Ah, transparency…. The T word has been in the news a lot recently, with Team Sky facing a barrage of demands for them to release Chris Froome’s power data. If you don’t follow cycling, that data (heart rate, rpm, power etc) is the Holy Grail for fans and journalists struggling to make sense of a sport which has been in a drug induced crisis for many decades. In a post-Lance Armstrong era, trust is hard to come by and transparency is the new buzzword. If only Team Sky (the only team to attract this level of scrutiny) were to simply let the world have access to their training files everything would be fine, or so some people claim.
For those of us who have worked in local government, this may seem very familiar. A risk averse, controlling and monolithic organisation being told to open itself up to scrutiny from a potentially hostile audience. Unlike local government, Team Sky don’t face the Freedom of Information Act, or the ever charming Eric Pickles. Under Eric, councils were told they had to release information on all payments over £500. The theory behind that demand was, to be generous to Eric, perfectly reasonable. After all, this is public money and the public have a right to see where it is being spent. A less charitable view is that opening up council accounts to such a degree was intended to unleash an army of hostile armchair accountants as well as providing the likes of the Daily Mail and the Taxpayers Alliance with easy meat for cheaply spun headlines.

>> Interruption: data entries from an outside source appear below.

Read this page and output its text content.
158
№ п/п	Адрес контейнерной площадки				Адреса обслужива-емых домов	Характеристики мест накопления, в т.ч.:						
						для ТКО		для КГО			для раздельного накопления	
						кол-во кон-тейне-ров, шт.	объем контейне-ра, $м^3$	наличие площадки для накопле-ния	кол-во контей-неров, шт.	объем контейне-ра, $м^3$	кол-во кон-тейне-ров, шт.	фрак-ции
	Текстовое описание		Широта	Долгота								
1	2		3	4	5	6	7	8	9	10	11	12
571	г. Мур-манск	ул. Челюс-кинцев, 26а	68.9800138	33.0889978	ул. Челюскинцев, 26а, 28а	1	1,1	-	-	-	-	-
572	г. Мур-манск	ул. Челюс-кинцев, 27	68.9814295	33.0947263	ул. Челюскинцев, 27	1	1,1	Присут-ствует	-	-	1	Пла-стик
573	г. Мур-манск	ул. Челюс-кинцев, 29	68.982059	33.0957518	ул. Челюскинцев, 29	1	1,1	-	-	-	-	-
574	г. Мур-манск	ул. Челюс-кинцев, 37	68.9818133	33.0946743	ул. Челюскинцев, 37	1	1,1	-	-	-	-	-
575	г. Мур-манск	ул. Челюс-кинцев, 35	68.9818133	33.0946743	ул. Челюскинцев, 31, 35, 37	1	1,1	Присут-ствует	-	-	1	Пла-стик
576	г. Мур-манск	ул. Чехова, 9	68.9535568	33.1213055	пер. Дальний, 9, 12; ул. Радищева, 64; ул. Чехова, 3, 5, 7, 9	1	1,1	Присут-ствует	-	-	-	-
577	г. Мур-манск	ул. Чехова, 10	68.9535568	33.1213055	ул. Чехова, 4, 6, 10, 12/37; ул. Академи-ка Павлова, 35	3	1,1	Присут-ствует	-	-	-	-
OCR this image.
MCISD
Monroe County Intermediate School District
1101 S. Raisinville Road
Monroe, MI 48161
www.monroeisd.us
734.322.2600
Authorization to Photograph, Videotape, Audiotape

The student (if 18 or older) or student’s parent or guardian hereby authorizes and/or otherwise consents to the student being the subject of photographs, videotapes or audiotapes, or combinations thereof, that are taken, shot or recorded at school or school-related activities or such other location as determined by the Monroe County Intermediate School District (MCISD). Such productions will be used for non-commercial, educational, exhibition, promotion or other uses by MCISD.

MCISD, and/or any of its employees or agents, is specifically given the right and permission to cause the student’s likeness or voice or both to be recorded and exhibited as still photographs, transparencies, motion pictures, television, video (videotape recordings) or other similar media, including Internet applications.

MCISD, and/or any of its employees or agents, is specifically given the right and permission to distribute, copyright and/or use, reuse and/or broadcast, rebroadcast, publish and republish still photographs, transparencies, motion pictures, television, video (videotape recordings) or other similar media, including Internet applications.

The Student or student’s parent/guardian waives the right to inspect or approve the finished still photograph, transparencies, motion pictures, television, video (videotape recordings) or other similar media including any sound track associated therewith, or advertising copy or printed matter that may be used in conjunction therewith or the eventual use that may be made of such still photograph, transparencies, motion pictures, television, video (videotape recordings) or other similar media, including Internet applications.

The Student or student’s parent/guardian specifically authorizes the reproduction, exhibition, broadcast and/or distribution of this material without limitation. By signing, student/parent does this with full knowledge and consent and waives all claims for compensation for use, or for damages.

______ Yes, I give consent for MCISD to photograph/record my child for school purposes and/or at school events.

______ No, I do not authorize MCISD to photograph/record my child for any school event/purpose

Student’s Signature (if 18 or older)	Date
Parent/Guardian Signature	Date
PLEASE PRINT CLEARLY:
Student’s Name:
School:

Although the data contains the amount paid and who to, it lacks important context, like what it was for and why it was paid. Without that, it’s hard to make any real sense of what the data is telling you. If you substitute misspending for doping, the data from Team Sky has the same problems. Some experts may be able to study the data in detail and piece together a full picture, but the majority of people simply won’t have the time, expertise or inclination to do so, but that won’t stop them from cherry picking. In other words, the data doesn’t give definitive answers but still gives all sides enough ammunition to fire at the opposition.
There is a simple lesson here for Team Sky. Transparency doesn’t solve everything, local councils still get bashed, but there are significant benefits. Being open gives confidence to people who are less disposed to knee-jerk hostility, it mitigates the impact of hostile headlines and it places the sceptics in a position where they have to prove misbehaviour, rather than relying on innuendo and imaginative dot joining. Far from putting councils at the mercy of critics, it actually puts them in a stronger position. That said, it took a government minister not known for his empathy to enforce this, so perhaps there is another lesson there for cycling teams and the governing body, the UCI.
In summary, transparency isn’t a golden bullet but it certainly helps, whatever misgivings people may have.